Something I think about quite a lot are the photographers that have shaped how we think, talk, and go about making photographs. I have been wanting to start a series that looks at certain "themes" and step back to look at the early influences of those ideas and themes and what they can teach us about the picture making experience, composition, printing. While they might not have agreed with being known as "masters of photography" their influence will last long into the future.
I was in the middle of writing such a post tonight when I leaned that photography lost one of those modern masters today. Ray Metzker has passed away at the age of 83. His current show of unique gelatin-silver photographs, constructions, and works on paper—unique as in the only one in existence—is appropriately titled One and Only, and runs through October 25th at the Lawrence Miller Gallery in New York.

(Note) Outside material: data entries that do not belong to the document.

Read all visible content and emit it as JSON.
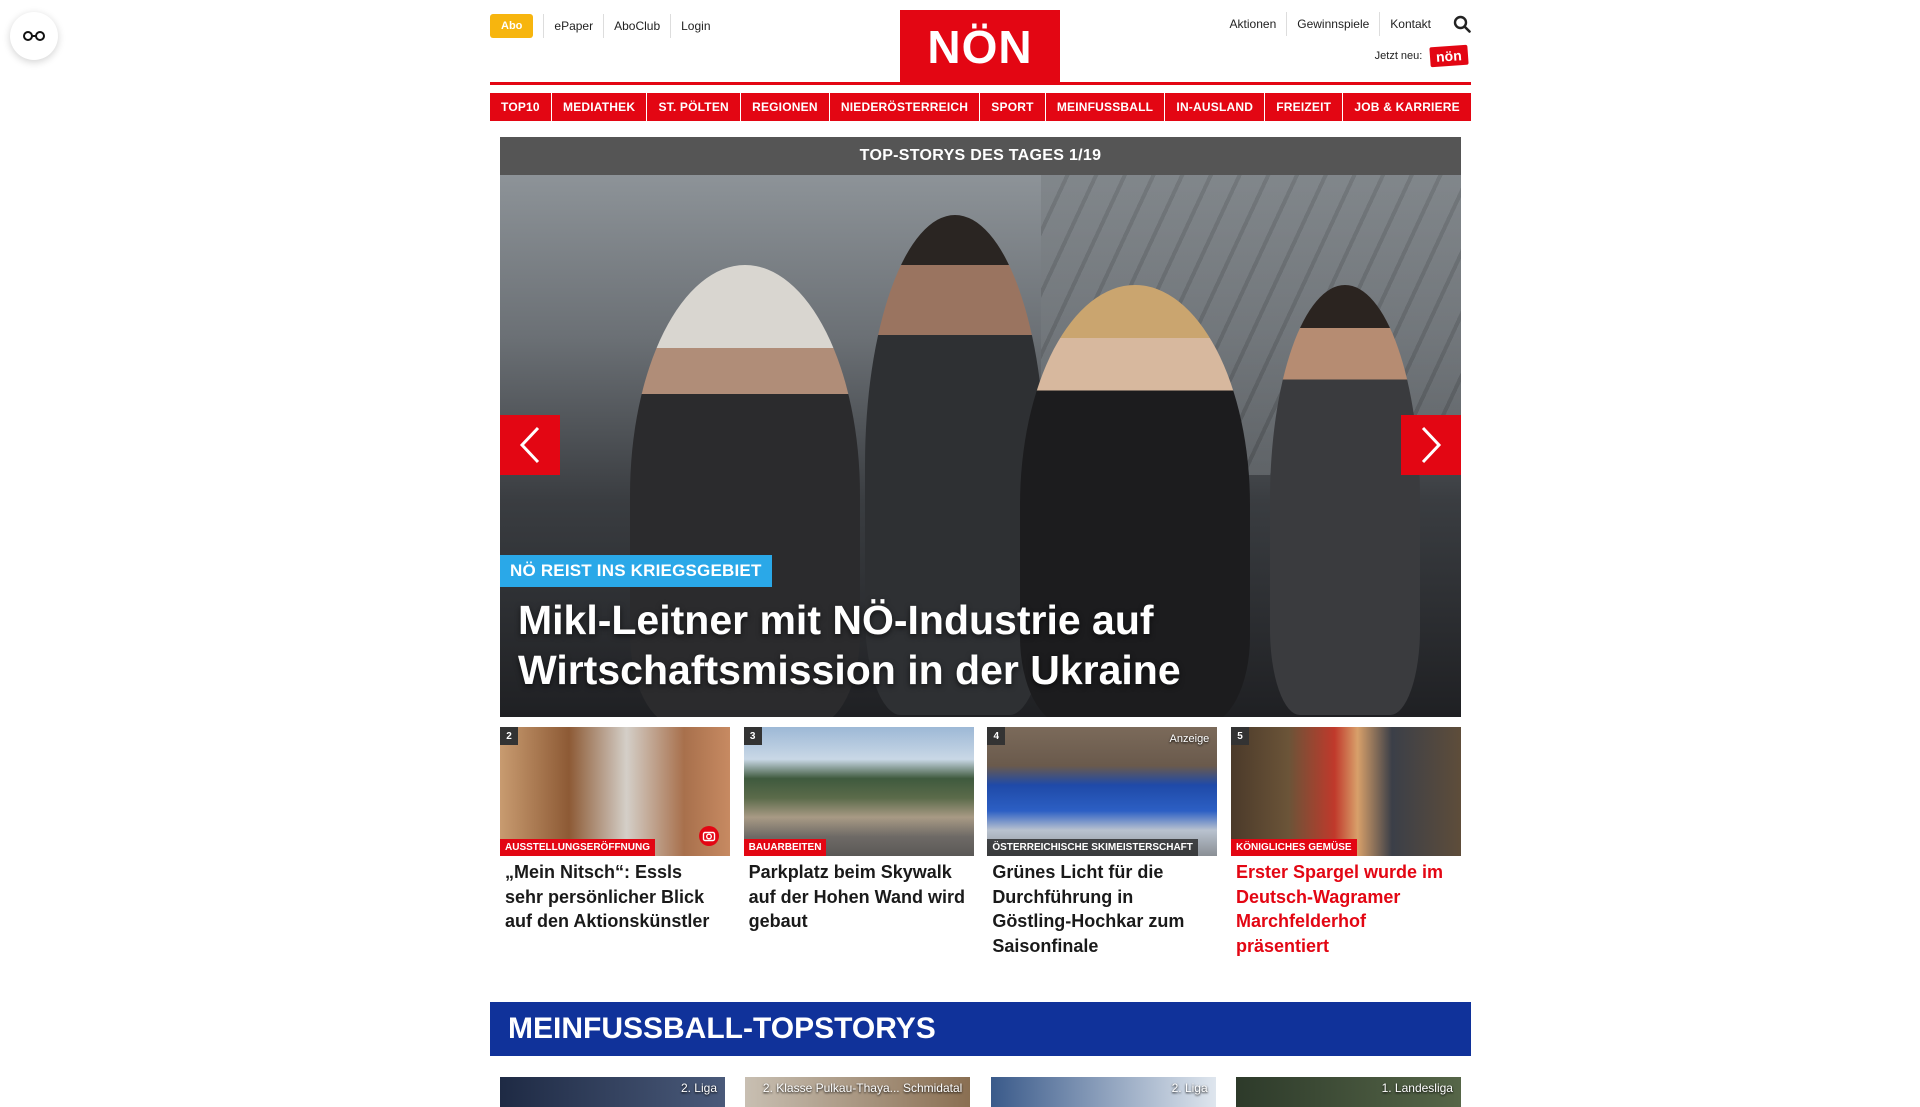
{
  "header": {
    "abo_label": "Abo",
    "util_links": [
      "ePaper",
      "AboClub",
      "Login"
    ],
    "logo": "NÖN",
    "right_links": [
      "Aktionen",
      "Gewinnspiele",
      "Kontakt"
    ],
    "jetzt_text": "Jetzt neu:",
    "jetzt_badge": "nön"
  },
  "nav": [
    "TOP10",
    "MEDIATHEK",
    "ST. PÖLTEN",
    "REGIONEN",
    "NIEDERÖSTERREICH",
    "SPORT",
    "MEINFUSSBALL",
    "IN-AUSLAND",
    "FREIZEIT",
    "JOB & KARRIERE"
  ],
  "hero": {
    "bar_title": "TOP-STORYS DES TAGES 1/19",
    "badge": "NÖ REIST INS KRIEGSGEBIET",
    "title": "Mikl-Leitner mit NÖ-Industrie auf Wirtschaftsmission in der Ukraine"
  },
  "cards": [
    {
      "num": "2",
      "category": "AUSSTELLUNGSERÖFFNUNG",
      "title": "„Mein Nitsch“: Essls sehr persönlicher Blick auf den Aktionskünstler"
    },
    {
      "num": "3",
      "category": "BAUARBEITEN",
      "title": "Parkplatz beim Skywalk auf der Hohen Wand wird gebaut"
    },
    {
      "num": "4",
      "category": "ÖSTERREICHISCHE SKIMEISTERSCHAFT",
      "anzeige": "Anzeige",
      "title": "Grünes Licht für die Durchführung in Göstling-Hochkar zum Saisonfinale"
    },
    {
      "num": "5",
      "category": "KÖNIGLICHES GEMÜSE",
      "title": "Erster Spargel wurde im Deutsch-Wagramer Marchfelderhof präsentiert"
    }
  ],
  "section": {
    "title": "MEINFUSSBALL-TOPSTORYS",
    "tiles": [
      "2. Liga",
      "2. Klasse Pulkau-Thaya... Schmidatal",
      "2. Liga",
      "1. Landesliga"
    ]
  },
  "colors": {
    "brand_red": "#e30613",
    "abo_yellow": "#f7b50e",
    "hero_badge_blue": "#2aa8e8",
    "section_blue": "#10329a"
  }
}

Metzker's work is an example of how a photographic vision can continue to grow throughout the life of the artist as ideas are explored and expanded upon over a full career of genuine creativity. The tonal, structural, and temporal constructions in his earlier photographs and experimentations influenced his later straight photographs with the same sense of complexity and structural ambiguity. His book, LANDSCAPES, is one of my personal favorites, and influences in the way that it deals with light and the liveliness of trees.
He came into photography during the fervent time of the 1960s, when the medium was still struggling to be "accepted" as a legitimate art form, and coming away from the "West Coast/East Coast/European" influences that began in the 1930s. In a way, his early photographs could only have been made at that time between the 1960s and 1970s. The techniques and spontaneity and delayed feedback allowed the photographers to create pictures in a much more freely than it is now possible.
I doubt that the same kinds of photographs would be made with today—it is too easy to look at the back of the camera to see if you got it. It doesn't allow for as much discovery if you are always worried about "getting it". Additionally I doubt they would be recognized and valued in the same way if they were made today with todays digital technology and editing tools; the analogue techniques for creating those kinds of composites and multiple exposures were so much more difficult to do well, the digital equivalent might now just be seen as gimmicky and ineffective.
In any case, the thing that drives masters of any medium is that they all set out to create work that is interesting to them personally, which is really what we respond to as viewers and why they will be remembered as great artists.